Nö, Walter’s Welt ist nicht untergegangen, Jesko Matthes, sie lebt in uns und um uns immer weiter fort , die herrliche, melancholische, realistische, ja auch lustige (!) Welt des Deutschen Mittelaters. Hehe - “Fascho-Sound”, ich weiß, aber weil halt Sonntag ist, soll’s einfach gelten - nach gutem Brauch und altem Herkommen! - Ok, Nazi-Sprech grad’ au no! Da muss der vor Jagdeifer überschäumende und heiße Paul Ziemiak jetzt durch. Und seine Kanzlerin und der einfältige Bundespräsdident müssen da mit: Wir braunen Untertanen tanzen ihnen auf der Nase herum, und tun ihnen in der Seele weh - “das ist”, so die Kanzlerin abschließend, “unverzeihlich und muss rückgängig gemacht werden!” Die Sache ist die: Die Kanzlerin wird gehn’, aber alle, die sich darauf freuen, werden mit Erstaunen feststellen, dass der Paul Ziemiak in seiner anpasslerischen Grund-Grobheit und Nazijäger-Trance nach dem Abgang der Kanzlerin genau gleich weitermachen wird. Jedenfalls als Typus. Es wird also nicht schnell besser, soviel unschöner Realismus soll jetzt den Schluss-Stein meines besinnlichen Nazi-Denkgewölbes bilden, ne? - Die Grausamkeit der Wahrheit ist besser als das Duckmäusertum der Heuchelei. - Auch das ist nach neuer Zählung natürlichschon wider ein Nazi-Grundsatz, ich weiß, ich weiß! Aber ich stehe dennoch dazu, denn “das Recht, zu quaken und nicht zu quaken liege ihm nun einmal am Herzen - er bestehe darauf”  - mit anderen Worten: Es ist aus der Sicht der zugegebenermaßen und historisch einwandfrei belegbaren vollkommen naziverseuchten “Froschforschung” (noch einmal Hans Magnus Enzensberger); äh, so gesehen, sag’ ich, ist “das Recht zu quaken und nicht zu quaken” einfach unveräußerlich, bzw. ist es sogar: Fundamental! - Frosch-Nazis und Nazi-Frösche mal jetzt einfach außen vor gelassen… - Fellt mir ein wirklicher Nazi-Frosch aus meiner Kindheit ein: Der ERDAL-Frosch auf einer Dose - Achtung, jetzt kommt die ultimative Skandal-Info: Brauner Deutscher Schuhwichse!

Klaus Plöger / 16.02.2020

WÜRZBURG Under der linden, dâ mugt ir vinden mîn grap. Wol ûf: ich wil iuch noch sagen daz wie man zer welte solte leben: mit minne voler wünne und vrouwelîn im gras.
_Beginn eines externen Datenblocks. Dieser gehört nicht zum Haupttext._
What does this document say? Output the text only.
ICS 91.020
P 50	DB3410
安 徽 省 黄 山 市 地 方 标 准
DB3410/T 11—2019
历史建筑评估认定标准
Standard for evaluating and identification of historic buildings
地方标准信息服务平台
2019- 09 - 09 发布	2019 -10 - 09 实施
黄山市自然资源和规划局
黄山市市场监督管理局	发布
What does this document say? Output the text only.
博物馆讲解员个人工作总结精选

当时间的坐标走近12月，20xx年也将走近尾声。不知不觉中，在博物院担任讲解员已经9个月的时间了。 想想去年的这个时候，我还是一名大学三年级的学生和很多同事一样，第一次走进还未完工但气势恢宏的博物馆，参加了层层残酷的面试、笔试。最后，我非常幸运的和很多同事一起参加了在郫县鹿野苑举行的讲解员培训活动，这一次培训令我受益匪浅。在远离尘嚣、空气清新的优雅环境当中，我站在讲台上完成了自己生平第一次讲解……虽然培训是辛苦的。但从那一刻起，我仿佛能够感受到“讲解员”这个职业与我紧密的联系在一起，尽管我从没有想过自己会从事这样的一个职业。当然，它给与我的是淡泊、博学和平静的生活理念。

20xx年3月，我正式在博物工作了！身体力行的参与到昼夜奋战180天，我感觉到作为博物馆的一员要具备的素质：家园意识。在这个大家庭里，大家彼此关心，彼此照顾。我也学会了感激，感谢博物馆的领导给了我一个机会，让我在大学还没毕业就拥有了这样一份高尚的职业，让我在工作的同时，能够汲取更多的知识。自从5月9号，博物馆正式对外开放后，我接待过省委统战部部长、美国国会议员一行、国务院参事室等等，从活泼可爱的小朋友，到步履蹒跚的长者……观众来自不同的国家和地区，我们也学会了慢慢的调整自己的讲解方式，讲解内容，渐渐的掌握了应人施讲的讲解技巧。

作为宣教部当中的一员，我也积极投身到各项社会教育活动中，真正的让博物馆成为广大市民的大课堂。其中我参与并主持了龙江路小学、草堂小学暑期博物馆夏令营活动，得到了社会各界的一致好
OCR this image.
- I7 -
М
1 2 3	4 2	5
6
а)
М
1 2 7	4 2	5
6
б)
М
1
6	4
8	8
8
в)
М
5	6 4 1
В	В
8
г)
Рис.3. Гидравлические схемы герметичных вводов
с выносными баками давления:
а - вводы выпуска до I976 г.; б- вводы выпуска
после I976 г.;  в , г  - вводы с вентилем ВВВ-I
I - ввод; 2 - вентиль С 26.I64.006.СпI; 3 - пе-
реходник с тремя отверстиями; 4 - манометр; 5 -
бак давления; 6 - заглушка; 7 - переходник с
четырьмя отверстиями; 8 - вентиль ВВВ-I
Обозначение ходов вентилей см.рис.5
Markus Harding / 16.02.2020

Für Interessierte: Ougenweide, die Mutter aller Mittelalterbands, hatte dieses Gedicht Walthers bereits in den 70ern sehr schön vertont, wie auch andere Gedichte von ihm, Neidharts von Reuental, und andere mittelhochdeutsche Texte. Empfehlenswert für Menschen, die einmal alte Sprachklänge genießen wollen und nicht das Glück der Bekanntschaft eines Heinrich haben.

Cora B. Hermann / 16.02.2020

Lieben Dank Herr Matthes! Selbst Germanist, werde ich nun “meinen” Walther aus dem Regal holen, ein gutes Glas Tee machen und der “Welt entflieh´n”.

Wolf Hagen / 16.02.2020

Na ja, ich glaube, das Problem ist, dass man mit 20 noch meinte zu wissen, wie die Welt zu retten ist und zwar ohne Wenn und Aber. Danach kam dann diese merkwürdige Lebenserfahrung. Und umso mehr man davon abbekommen hat, desto weniger glaubt man, sondern hinterfragt alles und jeden, schließlich wurde man mehr als einmal vom schönen Schein betrogen. Zudem wird man, umso älter man wird, von der Gesellschaft klammheimlich ausgegrenzt. Hieß es früher immer, Du bist doch noch jung, Dir stehen alle Möglichkeiten offen (was übrigens nie stimmte), so heißt es heute eher, das ist nichts mehr für Dich, dafür bist Du doch eigentlich zu alt. Dabei ist es völlig egal, worum es gerade geht, ob um Sportarten, Frauen, Computerspiele, Politik, Gesundheit, Gesellschaft, Jobs…egal. Zwischen 18 und 40 geht so ziemlich alles, danach tut die Gesellschaft immer mehr so, als wäre man ein Kleinkind. Kein Wunder, dass sich viele Menschen über 40 einfach nur in Erinnerungen, Spielereien und/oder das Private zurückziehen. Dumm nur, dass es gerade die Leute sind, die viele Mechanismen des Lebens und der Gesellschaft verstanden haben und deren Probleme eher lösen könnten, als die, die nur meinen die Welt verstanden zu haben.